Oferta vai só até 31 de agosto: última chance para obter descontos e condições especiais. Programa do governo atende quem recebe até cinco salários mínimos (R$ 8.105) e dívidas com atraso de 91 dias a dois anos.
Prorrogado no início de agosto, o Novo Desenrola Brasil, programa do governo federal voltado à renegociação de dívidas bancárias, termina na próxima segunda-feira (31). A iniciativa permite que pessoas físicas com débitos em atraso tenham acesso a descontos e condições diferenciadas para regularizar a situação financeira.
O programa atende consumidores com renda mensal de até cinco salários mínimos, atualmente equivalente a R$ 8.105, e dívidas contratadas até 31 de janeiro de 2026, com atraso entre 91 dias e dois anos. O prazo, que terminaria em 2 de agosto, foi estendido até o fim deste mês e não há previsão de nova prorrogação.
Na modalidade voltada às famílias, o programa renegociou, até o início da última semana de agosto, cerca de 5,03 milhões de dívidas. Os débitos somavam originalmente R$ 26,33 bilhões e, após os acordos, foram reduzidos para aproximadamente R$ 5,27 bilhões.
Quem pode participar
- Renda: pessoas físicas com renda mensal de até cinco salários mínimos (R$ 8.105).
- Data da contratação: dívidas contratadas até 31 de janeiro de 2026.
- Tempo de atraso: entre 91 dias e dois anos.
- Registro: débitos registrados em instituição financeira participante.
A própria instituição financeira responsável pela dívida verifica se o consumidor e o débito atendem aos critérios, usando informações disponíveis em seus sistemas e no Sistema de Informações de Crédito (SCR) do Banco Central.
Quais dívidas entram
- Cartão de crédito: rotativo ou parcelado.

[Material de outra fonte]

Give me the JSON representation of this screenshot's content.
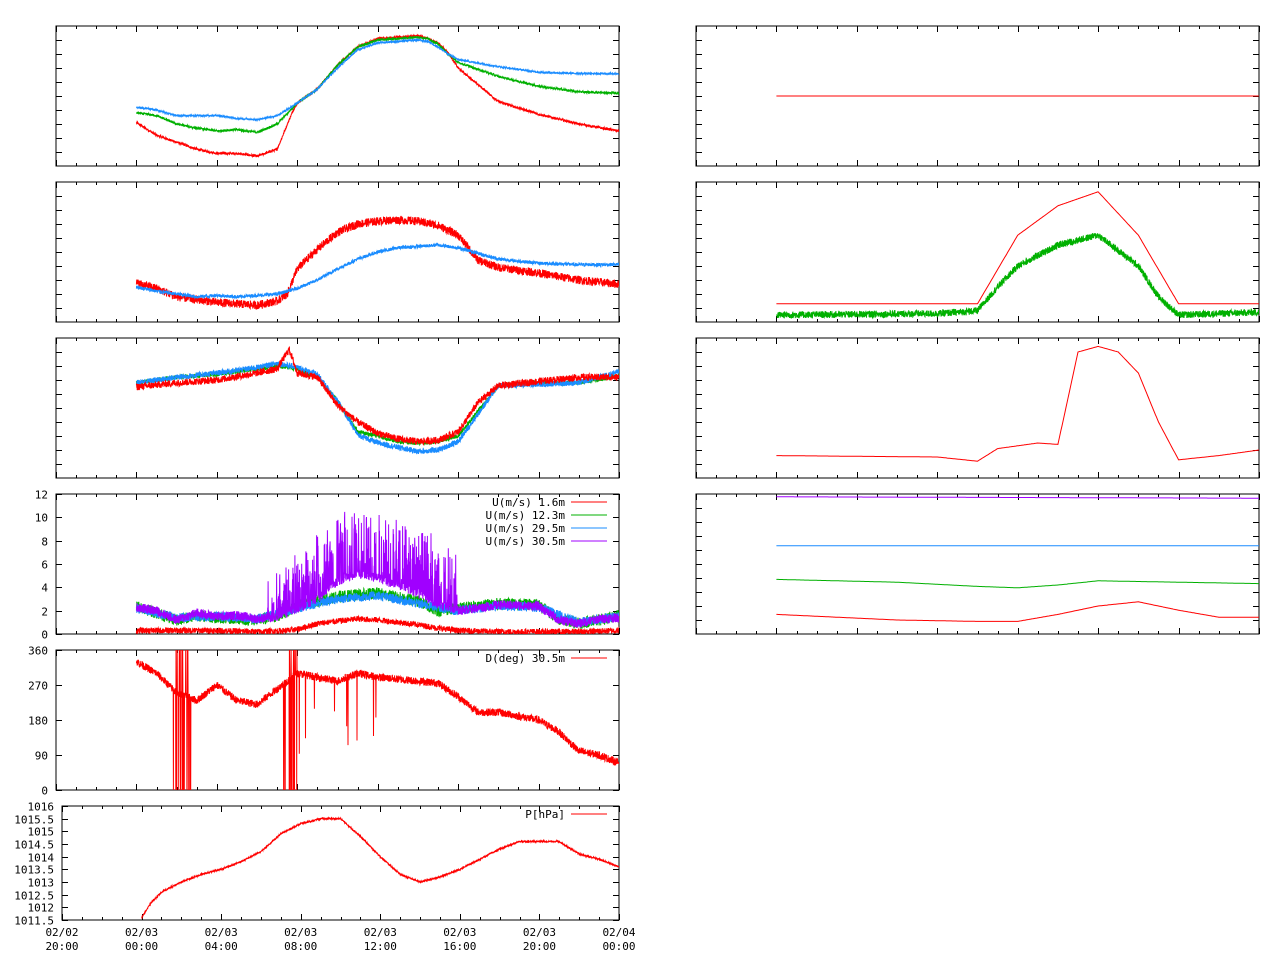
{
  "colors": {
    "red": "#ff0000",
    "green": "#00b000",
    "blue": "#1a8cff",
    "purple": "#a000ff",
    "frame": "#000000",
    "background": "#ffffff"
  },
  "x_axis": {
    "range_hours": [
      0,
      28
    ],
    "tick_hours": [
      0,
      4,
      8,
      12,
      16,
      20,
      24,
      28
    ],
    "tick_labels": [
      [
        "02/02",
        "20:00"
      ],
      [
        "02/03",
        "00:00"
      ],
      [
        "02/03",
        "04:00"
      ],
      [
        "02/03",
        "08:00"
      ],
      [
        "02/03",
        "12:00"
      ],
      [
        "02/03",
        "16:00"
      ],
      [
        "02/03",
        "20:00"
      ],
      [
        "02/04",
        "00:00"
      ]
    ],
    "data_start_hour": 4,
    "data_end_hour": 28
  },
  "chart_data": [
    {
      "id": "left-1",
      "type": "line",
      "ylim": [
        0,
        1
      ],
      "grid": false,
      "series": [
        {
          "color": "red",
          "noise": 0.008,
          "x": [
            4,
            5,
            6,
            7,
            8,
            9,
            10,
            11,
            11.8,
            12,
            13,
            14,
            15,
            16,
            17,
            18,
            18.5,
            19,
            19.5,
            20,
            22,
            24,
            26,
            28
          ],
          "y": [
            0.31,
            0.22,
            0.17,
            0.12,
            0.09,
            0.09,
            0.07,
            0.12,
            0.4,
            0.45,
            0.55,
            0.72,
            0.85,
            0.91,
            0.92,
            0.93,
            0.91,
            0.88,
            0.81,
            0.7,
            0.46,
            0.37,
            0.3,
            0.25
          ]
        },
        {
          "color": "green",
          "noise": 0.008,
          "x": [
            4,
            5,
            6,
            7,
            8,
            9,
            10,
            11,
            12,
            13,
            14,
            15,
            16,
            17,
            18,
            18.5,
            19,
            19.5,
            20,
            22,
            24,
            26,
            28
          ],
          "y": [
            0.38,
            0.36,
            0.3,
            0.27,
            0.25,
            0.26,
            0.24,
            0.3,
            0.45,
            0.55,
            0.72,
            0.85,
            0.9,
            0.91,
            0.92,
            0.91,
            0.87,
            0.8,
            0.74,
            0.64,
            0.57,
            0.53,
            0.52
          ]
        },
        {
          "color": "blue",
          "noise": 0.006,
          "x": [
            4,
            5,
            6,
            7,
            8,
            9,
            10,
            11,
            12,
            13,
            14,
            15,
            16,
            17,
            18,
            18.5,
            19,
            19.5,
            20,
            22,
            24,
            26,
            28
          ],
          "y": [
            0.42,
            0.4,
            0.36,
            0.36,
            0.36,
            0.34,
            0.33,
            0.36,
            0.45,
            0.55,
            0.7,
            0.83,
            0.88,
            0.89,
            0.9,
            0.89,
            0.85,
            0.8,
            0.76,
            0.71,
            0.67,
            0.66,
            0.66
          ]
        }
      ]
    },
    {
      "id": "left-2",
      "type": "line",
      "ylim": [
        0,
        1
      ],
      "grid": false,
      "series": [
        {
          "color": "red",
          "noise": 0.03,
          "x": [
            4,
            5,
            6,
            7,
            8,
            9,
            10,
            11,
            11.5,
            12,
            13,
            14,
            15,
            16,
            17,
            18,
            19,
            20,
            21,
            22,
            24,
            26,
            28
          ],
          "y": [
            0.28,
            0.24,
            0.18,
            0.16,
            0.14,
            0.13,
            0.12,
            0.15,
            0.2,
            0.38,
            0.52,
            0.64,
            0.7,
            0.72,
            0.73,
            0.72,
            0.69,
            0.62,
            0.44,
            0.39,
            0.35,
            0.3,
            0.27
          ]
        },
        {
          "color": "blue",
          "noise": 0.012,
          "x": [
            4,
            5,
            6,
            7,
            8,
            9,
            10,
            11,
            12,
            13,
            14,
            15,
            16,
            17,
            18,
            19,
            20,
            21,
            22,
            24,
            26,
            28
          ],
          "y": [
            0.25,
            0.22,
            0.2,
            0.18,
            0.19,
            0.18,
            0.19,
            0.2,
            0.24,
            0.3,
            0.38,
            0.45,
            0.5,
            0.53,
            0.54,
            0.55,
            0.53,
            0.49,
            0.45,
            0.42,
            0.41,
            0.41
          ]
        }
      ]
    },
    {
      "id": "left-3",
      "type": "line",
      "ylim": [
        0,
        1
      ],
      "grid": false,
      "series": [
        {
          "color": "green",
          "noise": 0.015,
          "x": [
            4,
            6,
            8,
            10,
            11,
            12,
            13,
            14,
            15,
            16,
            17,
            18,
            19,
            20,
            21,
            22,
            24,
            26,
            28
          ],
          "y": [
            0.68,
            0.72,
            0.74,
            0.78,
            0.8,
            0.78,
            0.72,
            0.55,
            0.33,
            0.3,
            0.26,
            0.25,
            0.26,
            0.3,
            0.48,
            0.66,
            0.68,
            0.68,
            0.73
          ]
        },
        {
          "color": "blue",
          "noise": 0.02,
          "x": [
            4,
            6,
            8,
            10,
            11,
            12,
            13,
            14,
            15,
            16,
            17,
            18,
            19,
            20,
            21,
            22,
            24,
            26,
            28
          ],
          "y": [
            0.68,
            0.72,
            0.75,
            0.79,
            0.82,
            0.79,
            0.74,
            0.55,
            0.31,
            0.25,
            0.22,
            0.19,
            0.2,
            0.26,
            0.46,
            0.66,
            0.67,
            0.68,
            0.76
          ]
        },
        {
          "color": "red",
          "noise": 0.025,
          "x": [
            4,
            6,
            8,
            10,
            11,
            11.6,
            12,
            13,
            14,
            15,
            16,
            17,
            18,
            19,
            20,
            21,
            22,
            24,
            26,
            28
          ],
          "y": [
            0.65,
            0.68,
            0.7,
            0.75,
            0.78,
            0.92,
            0.75,
            0.72,
            0.52,
            0.4,
            0.32,
            0.28,
            0.26,
            0.27,
            0.33,
            0.54,
            0.66,
            0.69,
            0.72,
            0.72
          ]
        }
      ]
    },
    {
      "id": "wind-speed",
      "type": "line",
      "ylim": [
        0,
        12
      ],
      "yticks": [
        0,
        2,
        4,
        6,
        8,
        10,
        12
      ],
      "grid": false,
      "legend": "top-right",
      "series": [
        {
          "name": "U(m/s)  1.6m",
          "color": "red",
          "noise": 0.25,
          "spiky": false,
          "x": [
            4,
            8,
            10,
            11.5,
            12,
            13,
            14,
            15,
            16,
            17,
            18,
            19,
            20,
            22,
            24,
            26,
            28
          ],
          "y": [
            0.3,
            0.3,
            0.2,
            0.3,
            0.4,
            0.9,
            1.1,
            1.3,
            1.2,
            1.0,
            0.8,
            0.5,
            0.3,
            0.2,
            0.2,
            0.2,
            0.3
          ]
        },
        {
          "name": "U(m/s) 12.3m",
          "color": "green",
          "noise": 0.5,
          "spiky": false,
          "x": [
            4,
            5,
            6,
            7,
            8,
            9,
            10,
            11,
            12,
            14,
            16,
            18,
            19,
            20,
            22,
            24,
            25,
            26,
            27,
            28
          ],
          "y": [
            2.4,
            1.8,
            1.2,
            1.6,
            1.4,
            1.3,
            1.2,
            1.5,
            2.4,
            3.2,
            3.5,
            2.8,
            2.0,
            2.2,
            2.6,
            2.5,
            1.3,
            0.9,
            1.2,
            1.6
          ]
        },
        {
          "name": "U(m/s) 29.5m",
          "color": "blue",
          "noise": 0.4,
          "spiky": false,
          "x": [
            4,
            6,
            8,
            10,
            12,
            14,
            16,
            18,
            20,
            22,
            24,
            26,
            28
          ],
          "y": [
            2.2,
            1.4,
            1.5,
            1.3,
            2.2,
            3.0,
            3.3,
            2.6,
            2.0,
            2.4,
            2.3,
            1.0,
            1.5
          ]
        },
        {
          "name": "U(m/s) 30.5m",
          "color": "purple",
          "noise": 0.4,
          "spiky": true,
          "x": [
            4,
            5,
            6,
            7,
            8,
            9,
            10,
            11,
            12,
            13,
            14,
            15,
            16,
            17,
            18,
            19,
            20,
            22,
            24,
            25,
            26,
            27,
            28
          ],
          "y": [
            2.3,
            2.0,
            1.2,
            1.8,
            1.5,
            1.6,
            1.3,
            1.5,
            2.2,
            3.0,
            4.5,
            5.2,
            4.8,
            4.2,
            3.5,
            2.5,
            2.0,
            2.5,
            2.4,
            1.2,
            0.9,
            1.3,
            1.4
          ]
        }
      ]
    },
    {
      "id": "wind-direction",
      "type": "line",
      "ylim": [
        0,
        360
      ],
      "yticks": [
        0,
        90,
        180,
        270,
        360
      ],
      "grid": false,
      "legend": "top-right",
      "series": [
        {
          "name": "D(deg)  30.5m",
          "color": "red",
          "noise": 10,
          "x": [
            4,
            5,
            6,
            7,
            8,
            9,
            10,
            11,
            12,
            13,
            14,
            15,
            16,
            17,
            18,
            19,
            20,
            21,
            22,
            23,
            24,
            25,
            26,
            27,
            28
          ],
          "y": [
            330,
            300,
            250,
            230,
            270,
            230,
            220,
            260,
            300,
            290,
            280,
            300,
            290,
            285,
            280,
            275,
            240,
            200,
            200,
            190,
            180,
            150,
            100,
            90,
            70
          ]
        }
      ]
    },
    {
      "id": "pressure",
      "type": "line",
      "ylim": [
        1011.5,
        1016
      ],
      "yticks": [
        1011.5,
        1012,
        1012.5,
        1013,
        1013.5,
        1014,
        1014.5,
        1015,
        1015.5,
        1016
      ],
      "ytick_labels": [
        "1011.5",
        "1012",
        "1012.5",
        "1013",
        "1013.5",
        "1014",
        "1014.5",
        "1015",
        "1015.5",
        "1016"
      ],
      "grid": false,
      "legend": "top-right",
      "series": [
        {
          "name": "P[hPa]",
          "color": "red",
          "noise": 0.03,
          "x": [
            4,
            4.5,
            5,
            6,
            7,
            8,
            9,
            10,
            11,
            12,
            13,
            14,
            15,
            16,
            17,
            18,
            19,
            20,
            21,
            22,
            23,
            24,
            25,
            26,
            27,
            28
          ],
          "y": [
            1011.6,
            1012.2,
            1012.6,
            1013.0,
            1013.3,
            1013.5,
            1013.8,
            1014.2,
            1014.9,
            1015.3,
            1015.5,
            1015.5,
            1014.8,
            1014.0,
            1013.3,
            1013.0,
            1013.2,
            1013.5,
            1013.9,
            1014.3,
            1014.6,
            1014.6,
            1014.6,
            1014.1,
            1013.9,
            1013.6
          ]
        }
      ]
    },
    {
      "id": "right-1",
      "type": "line",
      "ylim": [
        0,
        1
      ],
      "grid": false,
      "series": [
        {
          "color": "red",
          "noise": 0,
          "x": [
            4,
            28
          ],
          "y": [
            0.5,
            0.5
          ]
        }
      ]
    },
    {
      "id": "right-2",
      "type": "line",
      "ylim": [
        0,
        1
      ],
      "grid": false,
      "series": [
        {
          "color": "red",
          "noise": 0,
          "x": [
            4,
            12,
            14,
            16,
            18,
            20,
            22,
            24,
            28
          ],
          "y": [
            0.13,
            0.13,
            0.13,
            0.62,
            0.83,
            0.93,
            0.62,
            0.13,
            0.13
          ]
        },
        {
          "color": "green",
          "noise": 0.025,
          "x": [
            4,
            12,
            14,
            15,
            16,
            18,
            20,
            22,
            23,
            24,
            28
          ],
          "y": [
            0.05,
            0.06,
            0.08,
            0.25,
            0.4,
            0.55,
            0.62,
            0.4,
            0.18,
            0.05,
            0.07
          ]
        }
      ]
    },
    {
      "id": "right-3",
      "type": "line",
      "ylim": [
        0,
        1
      ],
      "grid": false,
      "series": [
        {
          "color": "red",
          "noise": 0,
          "x": [
            4,
            12,
            14,
            15,
            16,
            17,
            18,
            19,
            20,
            21,
            22,
            23,
            24,
            26,
            28
          ],
          "y": [
            0.16,
            0.15,
            0.12,
            0.21,
            0.23,
            0.25,
            0.24,
            0.9,
            0.94,
            0.9,
            0.75,
            0.4,
            0.13,
            0.16,
            0.2
          ]
        }
      ]
    },
    {
      "id": "right-4",
      "type": "line",
      "ylim": [
        0,
        1
      ],
      "grid": false,
      "series": [
        {
          "color": "purple",
          "noise": 0,
          "x": [
            4,
            28
          ],
          "y": [
            0.98,
            0.97
          ]
        },
        {
          "color": "blue",
          "noise": 0,
          "x": [
            4,
            28
          ],
          "y": [
            0.63,
            0.63
          ]
        },
        {
          "color": "green",
          "noise": 0,
          "x": [
            4,
            10,
            14,
            16,
            18,
            20,
            24,
            28
          ],
          "y": [
            0.39,
            0.37,
            0.34,
            0.33,
            0.35,
            0.38,
            0.37,
            0.36
          ]
        },
        {
          "color": "red",
          "noise": 0,
          "x": [
            4,
            10,
            14,
            16,
            18,
            20,
            22,
            24,
            26,
            28
          ],
          "y": [
            0.14,
            0.1,
            0.09,
            0.09,
            0.14,
            0.2,
            0.23,
            0.17,
            0.12,
            0.12
          ]
        }
      ]
    }
  ]
}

- Cheque especial: operações nessa modalidade.
- Crédito pessoal: sem consignação em folha.
- Empréstimos pessoais: usados para consolidar outras dívidas.
Descontos
- Percentual: varia conforme o tipo de crédito e o período de atraso.
- Máximo: abatimentos podem chegar a 90% no rotativo do cartão e no cheque especial.

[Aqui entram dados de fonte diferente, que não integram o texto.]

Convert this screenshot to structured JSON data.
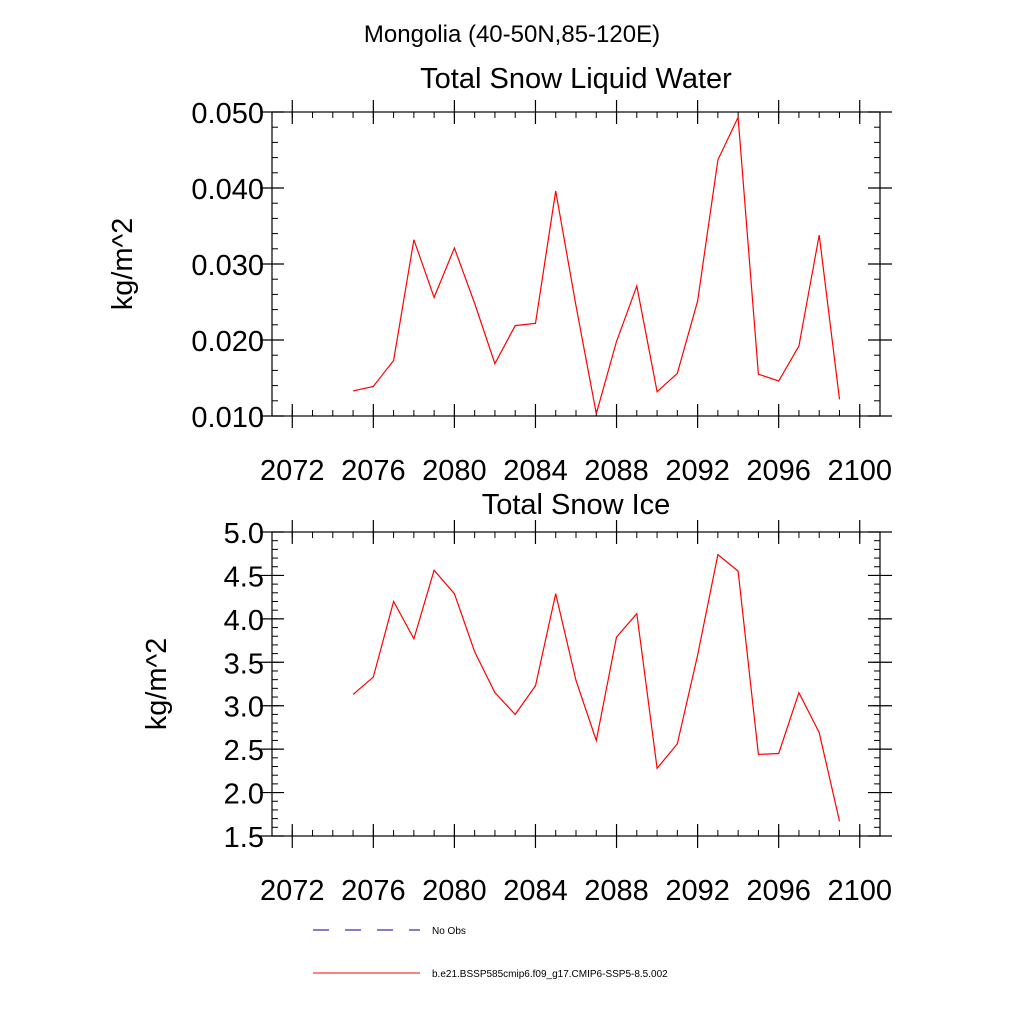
{
  "figure": {
    "suptitle": "Mongolia (40-50N,85-120E)"
  },
  "chart_data": [
    {
      "type": "line",
      "title": "Total Snow Liquid Water",
      "ylabel": "kg/m^2",
      "xlabel": "",
      "xlim": [
        2071,
        2101
      ],
      "ylim": [
        0.01,
        0.05
      ],
      "xticks": [
        2072,
        2076,
        2080,
        2084,
        2088,
        2092,
        2096,
        2100
      ],
      "xtick_labels": [
        "2072",
        "2076",
        "2080",
        "2084",
        "2088",
        "2092",
        "2096",
        "2100"
      ],
      "yticks": [
        0.01,
        0.02,
        0.03,
        0.04,
        0.05
      ],
      "ytick_labels": [
        "0.010",
        "0.020",
        "0.030",
        "0.040",
        "0.050"
      ],
      "x": [
        2075,
        2076,
        2077,
        2078,
        2079,
        2080,
        2081,
        2082,
        2083,
        2084,
        2085,
        2086,
        2087,
        2088,
        2089,
        2090,
        2091,
        2092,
        2093,
        2094,
        2095,
        2096,
        2097,
        2098,
        2099
      ],
      "series": [
        {
          "name": "b.e21.BSSP585cmip6.f09_g17.CMIP6-SSP5-8.5.002",
          "color": "#ff0000",
          "values": [
            0.0133,
            0.0139,
            0.0173,
            0.0332,
            0.0256,
            0.0321,
            0.0248,
            0.0169,
            0.0219,
            0.0222,
            0.0396,
            0.0245,
            0.0103,
            0.0198,
            0.0271,
            0.0132,
            0.0156,
            0.0251,
            0.0437,
            0.0493,
            0.0155,
            0.0146,
            0.0192,
            0.0338,
            0.0122
          ]
        }
      ]
    },
    {
      "type": "line",
      "title": "Total Snow Ice",
      "ylabel": "kg/m^2",
      "xlabel": "",
      "xlim": [
        2071,
        2101
      ],
      "ylim": [
        1.5,
        5.0
      ],
      "xticks": [
        2072,
        2076,
        2080,
        2084,
        2088,
        2092,
        2096,
        2100
      ],
      "xtick_labels": [
        "2072",
        "2076",
        "2080",
        "2084",
        "2088",
        "2092",
        "2096",
        "2100"
      ],
      "yticks": [
        1.5,
        2.0,
        2.5,
        3.0,
        3.5,
        4.0,
        4.5,
        5.0
      ],
      "ytick_labels": [
        "1.5",
        "2.0",
        "2.5",
        "3.0",
        "3.5",
        "4.0",
        "4.5",
        "5.0"
      ],
      "x": [
        2075,
        2076,
        2077,
        2078,
        2079,
        2080,
        2081,
        2082,
        2083,
        2084,
        2085,
        2086,
        2087,
        2088,
        2089,
        2090,
        2091,
        2092,
        2093,
        2094,
        2095,
        2096,
        2097,
        2098,
        2099
      ],
      "series": [
        {
          "name": "b.e21.BSSP585cmip6.f09_g17.CMIP6-SSP5-8.5.002",
          "color": "#ff0000",
          "values": [
            3.13,
            3.33,
            4.2,
            3.77,
            4.56,
            4.29,
            3.62,
            3.15,
            2.9,
            3.23,
            4.29,
            3.29,
            2.6,
            3.79,
            4.06,
            2.28,
            2.56,
            3.58,
            4.74,
            4.55,
            2.44,
            2.45,
            3.15,
            2.69,
            1.67
          ]
        }
      ]
    }
  ],
  "legend": {
    "entries": [
      {
        "label": "No Obs",
        "style": "dashed",
        "color": "#000080"
      },
      {
        "label": "b.e21.BSSP585cmip6.f09_g17.CMIP6-SSP5-8.5.002",
        "style": "solid",
        "color": "#ff0000"
      }
    ]
  }
}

O desconto é aplicado conforme as regras da operação, portanto nem todos os consumidores terão direito ao abatimento máximo.
Condições
- Juros máximos: 1,99% ao mês.
- Prazo: até 48 meses.
- Parcela mínima: R$ 50.
- Limite por beneficiário: até R$ 15 mil em cada instituição financeira.
- Primeira parcela: em até 35 dias.
- Garantia: possibilidade de desconto sobre a dívida original e garantia do Fundo Garantidor de Operações (FGO).

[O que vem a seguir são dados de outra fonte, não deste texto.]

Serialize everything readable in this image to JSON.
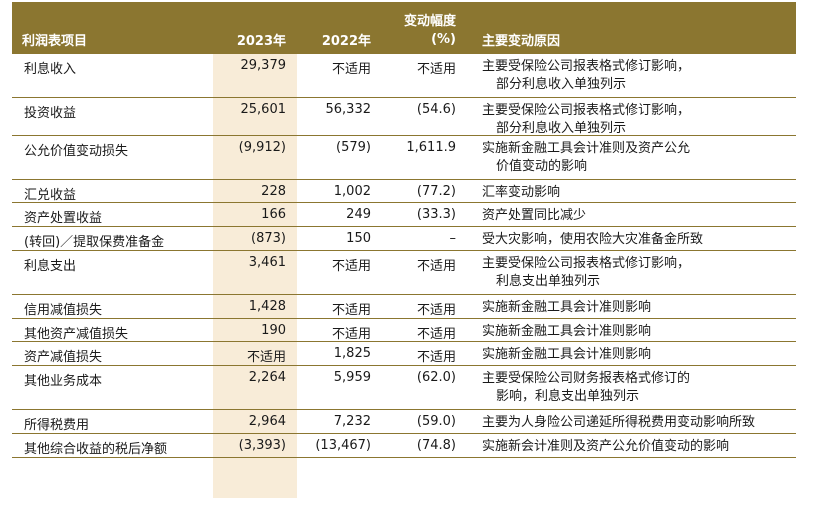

Na prática, o novo crédito substitui os débitos elegíveis por uma operação com as condições estabelecidas dentro dos limites do programa.
Como formalizar
Não existe plataforma única do governo para formalizar a renegociação. O consumidor deve procurar diretamente a instituição financeira onde a dívida está registrada. O atendimento pode ser feito, conforme os canais disponibilizados por cada banco, por aplicativo, internet banking, site, telefone, WhatsApp ou agência física.
Durante a negociação, a instituição informa se o débito é elegível e apresenta as condições disponíveis. Entre as instituições que participam da iniciativa estão Caixa Econômica Federal, Banco do Brasil, Itaú, Bradesco, Santander e Nubank.
Remoção do cadastro e uso do FGTS
A retirada da dívida dos cadastros de inadimplentes não ocorre apenas com a assinatura do acordo. Nas renegociações realizadas por meio da nova operação de crédito, a instituição financeira deve providenciar a retirada da dívida após o pagamento da primeira parcela. O consumidor precisa cumprir as condições previstas no contrato para manter a regularização.
O programa permite também o uso de recursos do FGTS para amortizar ou quitar a dívida renegociada. Podem ser usados valores de contas ativas e inativas, com prioridade para as inativas. O trabalhador pode utilizar o valor que for maior entre até R$ 1 mil ou até 20% do saldo disponível no FGTS. A utilização depende da contratação da operação e da autorização do trabalhador no aplicativo do FGTS; depois, os bancos têm prazo de até 30 dias para formalizar o contrato com a Caixa, que fará a transferência ao banco responsável.
Adesão voluntária e recomendação
A participação das instituições financeiras é voluntária: mesmo consumidores que atendem aos critérios só conseguirão renegociar se o banco ou financeira responsável aderir ao programa e oferecer a operação. O prazo de 31 de agosto vale para a formalização do acordo, não para a entrada do pedido. Como a instituição precisa verificar elegibilidade e apresentar condições, a recomendação é iniciar o atendimento antes do último dia do prazo.